Although it is against both federal and state law, some parents in Texas still experience the trauma of international child kidnapping by the other parent. Even in situations in which a parent initially takes the child out of the country legally for a scheduled visit, a failure to return the child in violation of the other parent's custodial rights is a violation of the kidnapping laws.
While all parental abductions are difficult, international ones are especially problematic. Although the parent can be criminally prosecuted and may face up to three years in prison, the first hurdle the other parent has is locating the child and the other parent and securing the child's return.
Some cases are governed by the Hague Convention on the Civil Aspects of International Parental Child Abduction, a treaty that governs signatory countries of which the U.S. is one. For adoptions in which a child is removed to a signatory country, the authorities in the other country will help secure the child's return to Texas. Not all countries are signatories to the treaty, however. For abductions in which a child is taken to a non-participating country, the child's abduction and return are usually handled by negotiations between the U.S. State Department and the foreign country's government.

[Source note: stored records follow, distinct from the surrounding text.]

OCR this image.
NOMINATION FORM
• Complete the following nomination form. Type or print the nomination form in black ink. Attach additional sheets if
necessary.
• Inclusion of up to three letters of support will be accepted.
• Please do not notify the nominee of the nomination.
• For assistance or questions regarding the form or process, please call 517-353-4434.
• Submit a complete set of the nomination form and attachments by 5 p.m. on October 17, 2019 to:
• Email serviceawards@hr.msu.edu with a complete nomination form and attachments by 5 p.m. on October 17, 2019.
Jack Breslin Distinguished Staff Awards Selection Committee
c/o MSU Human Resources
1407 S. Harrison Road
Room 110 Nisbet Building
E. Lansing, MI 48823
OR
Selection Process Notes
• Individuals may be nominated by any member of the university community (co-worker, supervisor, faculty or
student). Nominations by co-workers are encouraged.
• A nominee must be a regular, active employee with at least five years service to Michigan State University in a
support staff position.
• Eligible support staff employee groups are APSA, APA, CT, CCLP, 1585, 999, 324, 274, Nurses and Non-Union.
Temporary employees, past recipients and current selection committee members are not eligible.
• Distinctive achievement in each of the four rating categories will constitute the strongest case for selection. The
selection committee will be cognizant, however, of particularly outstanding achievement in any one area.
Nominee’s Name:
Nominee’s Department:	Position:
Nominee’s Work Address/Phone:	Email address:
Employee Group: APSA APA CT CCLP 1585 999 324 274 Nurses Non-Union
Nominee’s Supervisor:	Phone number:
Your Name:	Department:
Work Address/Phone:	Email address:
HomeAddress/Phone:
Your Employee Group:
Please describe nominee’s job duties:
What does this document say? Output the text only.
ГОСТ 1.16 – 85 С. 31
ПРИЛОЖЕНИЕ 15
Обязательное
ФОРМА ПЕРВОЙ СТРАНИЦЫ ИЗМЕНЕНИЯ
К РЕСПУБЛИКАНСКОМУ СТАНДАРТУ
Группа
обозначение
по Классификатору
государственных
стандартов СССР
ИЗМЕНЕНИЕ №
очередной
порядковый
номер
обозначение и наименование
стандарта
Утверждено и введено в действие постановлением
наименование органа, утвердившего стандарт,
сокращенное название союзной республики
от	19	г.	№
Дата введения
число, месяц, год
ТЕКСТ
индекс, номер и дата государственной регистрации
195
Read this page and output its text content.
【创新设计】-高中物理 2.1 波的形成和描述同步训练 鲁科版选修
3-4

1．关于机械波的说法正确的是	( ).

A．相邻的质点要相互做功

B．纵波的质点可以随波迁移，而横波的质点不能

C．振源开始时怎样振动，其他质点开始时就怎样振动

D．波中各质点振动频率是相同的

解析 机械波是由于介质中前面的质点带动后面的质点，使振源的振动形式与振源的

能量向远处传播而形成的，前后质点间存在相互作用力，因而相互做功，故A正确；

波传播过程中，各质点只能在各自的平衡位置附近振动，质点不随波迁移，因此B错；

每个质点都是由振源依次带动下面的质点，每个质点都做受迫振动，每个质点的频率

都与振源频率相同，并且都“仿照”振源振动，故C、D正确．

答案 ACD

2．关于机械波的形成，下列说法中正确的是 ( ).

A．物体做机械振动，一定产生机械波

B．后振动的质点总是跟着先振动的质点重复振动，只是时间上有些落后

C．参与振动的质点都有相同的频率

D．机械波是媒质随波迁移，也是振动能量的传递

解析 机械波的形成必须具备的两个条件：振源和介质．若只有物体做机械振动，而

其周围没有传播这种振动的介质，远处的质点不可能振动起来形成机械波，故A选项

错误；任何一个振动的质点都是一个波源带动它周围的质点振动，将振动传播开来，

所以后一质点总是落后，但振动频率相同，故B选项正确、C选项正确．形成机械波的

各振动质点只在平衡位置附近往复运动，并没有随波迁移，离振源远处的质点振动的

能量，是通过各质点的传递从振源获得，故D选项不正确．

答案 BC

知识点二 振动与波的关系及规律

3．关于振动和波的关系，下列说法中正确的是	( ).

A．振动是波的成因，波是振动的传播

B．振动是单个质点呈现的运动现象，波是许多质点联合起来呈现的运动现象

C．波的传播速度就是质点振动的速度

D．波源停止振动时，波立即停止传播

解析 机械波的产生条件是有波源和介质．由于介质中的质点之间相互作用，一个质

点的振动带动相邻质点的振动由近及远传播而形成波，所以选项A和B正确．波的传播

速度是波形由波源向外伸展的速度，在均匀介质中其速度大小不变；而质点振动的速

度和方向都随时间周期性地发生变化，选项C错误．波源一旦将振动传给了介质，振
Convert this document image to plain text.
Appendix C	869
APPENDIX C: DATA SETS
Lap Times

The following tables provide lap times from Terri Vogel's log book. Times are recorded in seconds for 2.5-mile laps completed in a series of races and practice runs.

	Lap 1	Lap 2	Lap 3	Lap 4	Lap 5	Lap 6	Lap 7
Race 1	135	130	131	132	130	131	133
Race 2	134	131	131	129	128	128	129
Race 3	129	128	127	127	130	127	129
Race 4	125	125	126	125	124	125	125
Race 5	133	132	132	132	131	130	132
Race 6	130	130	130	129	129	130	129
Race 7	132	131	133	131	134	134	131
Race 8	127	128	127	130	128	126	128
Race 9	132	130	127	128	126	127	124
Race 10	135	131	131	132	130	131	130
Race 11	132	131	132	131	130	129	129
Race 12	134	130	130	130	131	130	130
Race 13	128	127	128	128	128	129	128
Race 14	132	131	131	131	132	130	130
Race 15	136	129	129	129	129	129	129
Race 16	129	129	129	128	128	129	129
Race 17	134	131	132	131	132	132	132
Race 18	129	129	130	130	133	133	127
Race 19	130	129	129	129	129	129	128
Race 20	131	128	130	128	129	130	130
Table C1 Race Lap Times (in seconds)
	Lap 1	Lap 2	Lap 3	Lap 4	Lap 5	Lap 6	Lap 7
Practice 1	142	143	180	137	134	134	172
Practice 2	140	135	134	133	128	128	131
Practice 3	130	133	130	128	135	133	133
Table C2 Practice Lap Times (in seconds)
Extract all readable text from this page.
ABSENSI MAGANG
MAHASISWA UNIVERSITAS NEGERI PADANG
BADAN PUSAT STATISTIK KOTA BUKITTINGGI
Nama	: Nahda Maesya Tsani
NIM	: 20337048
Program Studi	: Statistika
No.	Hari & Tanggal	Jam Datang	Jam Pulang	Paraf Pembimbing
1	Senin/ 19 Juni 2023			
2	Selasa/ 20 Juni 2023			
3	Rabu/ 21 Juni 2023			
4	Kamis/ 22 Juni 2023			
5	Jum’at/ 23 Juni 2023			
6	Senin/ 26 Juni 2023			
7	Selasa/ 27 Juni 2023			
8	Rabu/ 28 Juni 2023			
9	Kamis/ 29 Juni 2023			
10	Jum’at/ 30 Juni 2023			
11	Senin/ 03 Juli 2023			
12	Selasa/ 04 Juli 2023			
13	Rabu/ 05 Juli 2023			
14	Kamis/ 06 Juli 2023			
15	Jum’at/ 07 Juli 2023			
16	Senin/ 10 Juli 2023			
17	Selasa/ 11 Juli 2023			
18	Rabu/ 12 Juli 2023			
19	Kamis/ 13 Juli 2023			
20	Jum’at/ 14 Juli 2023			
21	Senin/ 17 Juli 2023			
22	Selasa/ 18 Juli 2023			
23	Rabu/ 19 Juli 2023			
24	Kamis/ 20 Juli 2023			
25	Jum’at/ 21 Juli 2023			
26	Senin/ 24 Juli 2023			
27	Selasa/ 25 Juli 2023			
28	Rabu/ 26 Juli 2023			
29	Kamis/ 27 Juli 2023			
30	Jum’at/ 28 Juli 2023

It is unfortunate that some child custody disputes result in a parent's kidnapping the child in order to interfere with the other parent's custodial rights. When such a situation occurs, the parent whose parenting rights have been violated may require the help of both government agencies as well as a family law attorney in order to secure the child's safe return. It is important to seek help as soon as the parent is aware that their child has been abducted internationally by the other parent.